What I've Actually Seen

The good: On a project that needed large-scale text classification with Llama 70B, Together AI's API experience was far better than self-hosted inference — no dealing with GPU scheduling, OOM errors, or model version management. The Batch API's 50% discount is genuinely attractive for large-scale jobs. New model onboarding is fast — DeepSeek R1 was available on Together shortly after release.

The complicated: Open-source model inference is a highly commoditized market. Together, Fireworks, DeepInfra, Anyscale, and others are all doing similar things, with differences mainly in price and speed — and competition on those two dimensions is brutal. Once customers start A/B testing providers, switching costs are low. The GPU rental business requires continuous large capital outlays, and deploying 200MW of compute means massive upfront investment.

The reality: Together AI's fate is largely tied to the trajectory of open-source models. If Llama 5 and the next generation of Mistral models keep closing the gap with closed-source alternatives, Together AI's business will continue to grow. But if closed-source models pull ahead (no current trend suggests this), the open-source inference market could shrink. Another risk: Nvidia and the major cloud providers could move directly into this market — AWS is already doing inference services through Bedrock.

My Take

  • Yes, if: You're building products on open-source models but don't want to manage infrastructure; you're a data team needing large-scale batch inference; you're a developer who wants to quickly experiment with multiple open-source models; you're on a tight budget but need production-grade APIs
  • Skip if: You only use GPT-5 or Claude (you don't need an open-source inference platform); you have your own GPU cluster with a capable ops team; you need the highest security tier with private deployment (not Together's primary use case)

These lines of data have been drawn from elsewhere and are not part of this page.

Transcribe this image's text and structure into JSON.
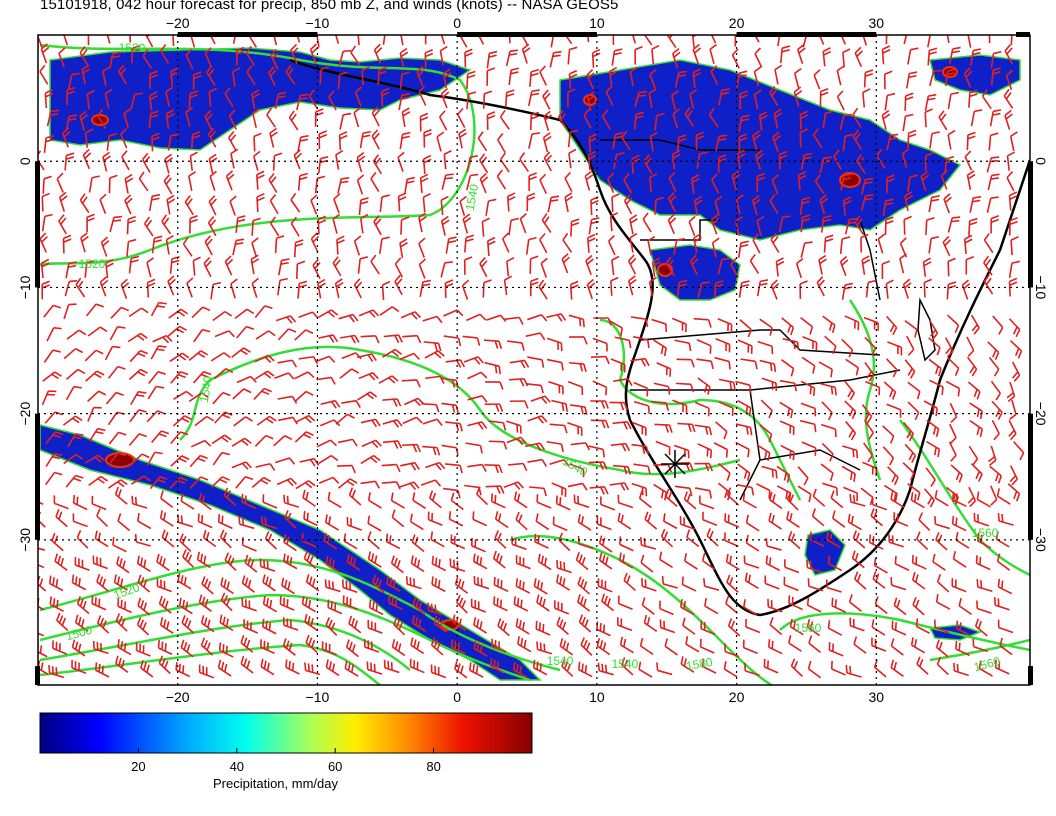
{
  "title": "15101918, 042 hour forecast for precip, 850 mb Z, and winds (knots) -- NASA GEOS5",
  "map": {
    "lon_ticks": [
      "−20",
      "−10",
      "0",
      "10",
      "20",
      "30"
    ],
    "lat_ticks": [
      "0",
      "−10",
      "−20",
      "−30"
    ],
    "lon_values": [
      -20,
      -10,
      0,
      10,
      20,
      30
    ],
    "lat_values": [
      0,
      -10,
      -20,
      -30
    ],
    "lon_range": [
      -30,
      41
    ],
    "lat_range": [
      10,
      -41.5
    ],
    "contour_labels": [
      "1520",
      "1520",
      "1540",
      "1540",
      "1520",
      "1500",
      "1540",
      "1540",
      "1540",
      "1580",
      "1560",
      "1560",
      "1560"
    ],
    "colors": {
      "precip_light": "#1020c8",
      "precip_heavy": "#8b0000",
      "contour": "#33dd33",
      "wind_barb": "#e02020",
      "coast": "#000000"
    },
    "wind_barbs_icon": "wind-barb-icon",
    "station_marker_icon": "asterisk-marker-icon"
  },
  "colorbar": {
    "label": "Precipitation, mm/day",
    "ticks": [
      "20",
      "40",
      "60",
      "80"
    ],
    "tick_values": [
      20,
      40,
      60,
      80
    ],
    "range": [
      0,
      100
    ],
    "colors": [
      "#000080",
      "#0000ff",
      "#00aaff",
      "#00ffee",
      "#aaff55",
      "#ffee00",
      "#ff8800",
      "#ee1100",
      "#880000"
    ]
  }
}
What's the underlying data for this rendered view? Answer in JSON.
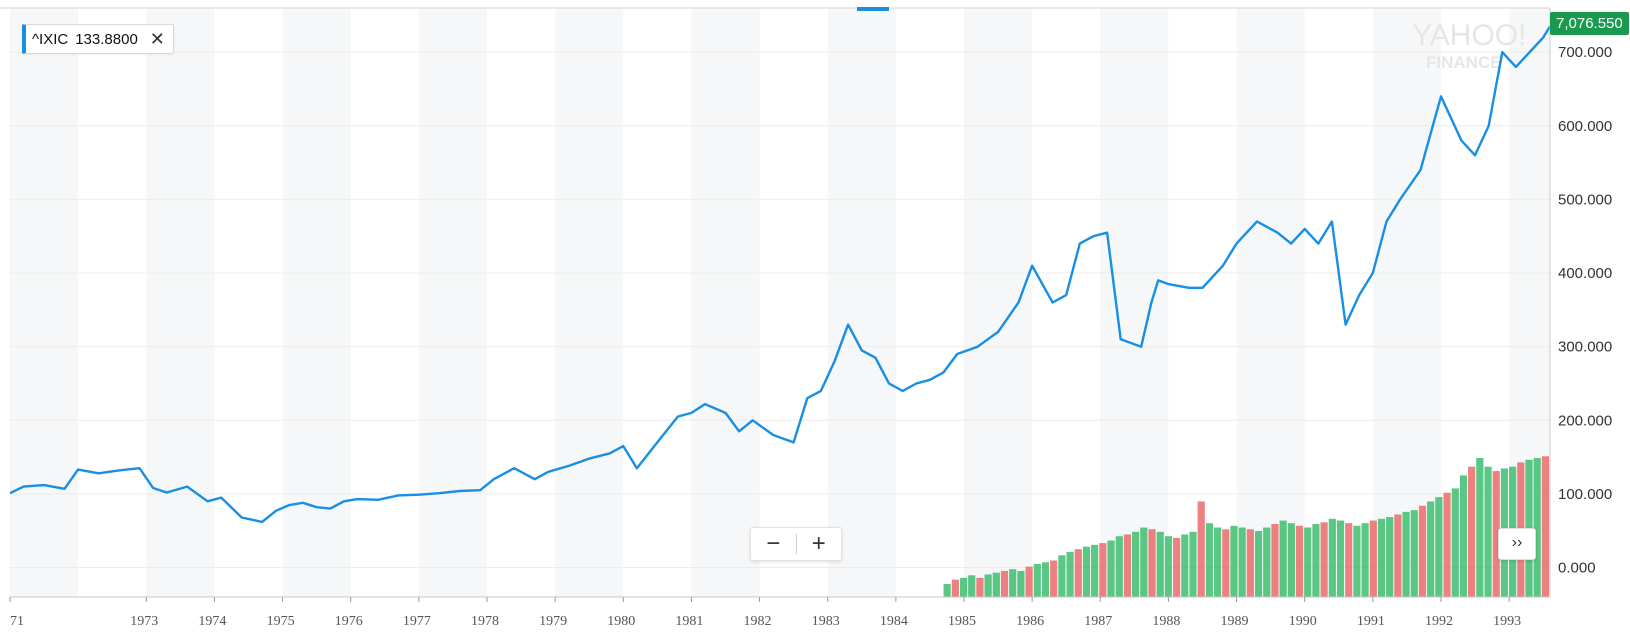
{
  "legend": {
    "symbol": "^IXIC",
    "value": "133.8800",
    "close_icon": "close-icon",
    "close_glyph": "✕"
  },
  "last_price": "7,076.550",
  "watermark": {
    "line1": "YAHOO!",
    "line2": "FINANCE"
  },
  "zoom": {
    "minus": "−",
    "plus": "+"
  },
  "expand": {
    "label": "››",
    "icon": "chevrons-right-icon"
  },
  "colors": {
    "line": "#188fe2",
    "volume_up": "#3dbd6e",
    "volume_down": "#ea6a6a",
    "band": "#f6f7f8",
    "grid": "#ececec",
    "price_tag": "#1a9a4f"
  },
  "chart_data": {
    "type": "line",
    "title": "",
    "xlabel": "",
    "ylabel": "",
    "x_tick_labels": [
      "71",
      "1973",
      "1974",
      "1975",
      "1976",
      "1977",
      "1978",
      "1979",
      "1980",
      "1981",
      "1982",
      "1983",
      "1984",
      "1985",
      "1986",
      "1987",
      "1988",
      "1989",
      "1990",
      "1991",
      "1992",
      "1993"
    ],
    "y_tick_labels": [
      "0.000",
      "100.000",
      "200.000",
      "300.000",
      "400.000",
      "500.000",
      "600.000",
      "700.000"
    ],
    "ylim": [
      -40,
      760
    ],
    "xlim": [
      1971.0,
      1993.6
    ],
    "grid": true,
    "series": [
      {
        "name": "^IXIC",
        "x": [
          1971.0,
          1971.2,
          1971.5,
          1971.8,
          1972.0,
          1972.3,
          1972.6,
          1972.9,
          1973.1,
          1973.3,
          1973.6,
          1973.9,
          1974.1,
          1974.4,
          1974.7,
          1974.9,
          1975.1,
          1975.3,
          1975.5,
          1975.7,
          1975.9,
          1976.1,
          1976.4,
          1976.7,
          1977.0,
          1977.3,
          1977.6,
          1977.9,
          1978.1,
          1978.4,
          1978.7,
          1978.9,
          1979.2,
          1979.5,
          1979.8,
          1980.0,
          1980.2,
          1980.5,
          1980.8,
          1981.0,
          1981.2,
          1981.5,
          1981.7,
          1981.9,
          1982.2,
          1982.5,
          1982.7,
          1982.9,
          1983.1,
          1983.3,
          1983.5,
          1983.7,
          1983.9,
          1984.1,
          1984.3,
          1984.5,
          1984.7,
          1984.9,
          1985.2,
          1985.5,
          1985.8,
          1986.0,
          1986.3,
          1986.5,
          1986.7,
          1986.9,
          1987.1,
          1987.3,
          1987.6,
          1987.75,
          1987.85,
          1988.0,
          1988.3,
          1988.5,
          1988.8,
          1989.0,
          1989.3,
          1989.6,
          1989.8,
          1990.0,
          1990.2,
          1990.4,
          1990.6,
          1990.8,
          1991.0,
          1991.2,
          1991.4,
          1991.7,
          1992.0,
          1992.1,
          1992.3,
          1992.5,
          1992.7,
          1992.9,
          1993.1,
          1993.3,
          1993.5,
          1993.6
        ],
        "values": [
          101,
          110,
          112,
          107,
          133,
          128,
          132,
          135,
          108,
          102,
          110,
          90,
          95,
          68,
          62,
          77,
          85,
          88,
          82,
          80,
          90,
          93,
          92,
          98,
          99,
          101,
          104,
          105,
          120,
          135,
          120,
          130,
          138,
          148,
          155,
          165,
          135,
          170,
          205,
          210,
          222,
          210,
          185,
          200,
          180,
          170,
          230,
          240,
          280,
          330,
          295,
          285,
          250,
          240,
          250,
          255,
          265,
          290,
          300,
          320,
          360,
          410,
          360,
          370,
          440,
          450,
          455,
          310,
          300,
          360,
          390,
          385,
          380,
          380,
          410,
          440,
          470,
          455,
          440,
          460,
          440,
          470,
          330,
          370,
          400,
          470,
          500,
          540,
          640,
          620,
          580,
          560,
          600,
          700,
          680,
          700,
          720,
          735
        ]
      }
    ],
    "volume": {
      "x_start": 1984.7,
      "x_end": 1993.6,
      "ylim": [
        0,
        175
      ],
      "values": [
        15,
        20,
        22,
        25,
        22,
        26,
        28,
        30,
        32,
        30,
        35,
        38,
        40,
        42,
        48,
        52,
        55,
        58,
        60,
        62,
        65,
        70,
        72,
        75,
        80,
        78,
        75,
        70,
        68,
        72,
        75,
        110,
        85,
        80,
        78,
        82,
        80,
        78,
        76,
        80,
        84,
        88,
        85,
        82,
        80,
        84,
        86,
        90,
        88,
        85,
        82,
        85,
        88,
        90,
        92,
        95,
        98,
        100,
        105,
        110,
        115,
        120,
        125,
        140,
        150,
        160,
        150,
        145,
        148,
        150,
        155,
        158,
        160,
        162
      ]
    }
  }
}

In one line: Together AI holds a clear position in the open-source model inference market, but competition is intensifying fast — the ultimate winner may not be whoever has the fastest API, but whoever can build lasting advantages in scale and cost.

Discussion

When running open-source models, do you self-host inference or use a third-party API? In my experience, if your monthly spend is under $5,000, an API is almost certainly more cost-effective; above that, self-hosting starts to make economic sense. Where's your breakeven point?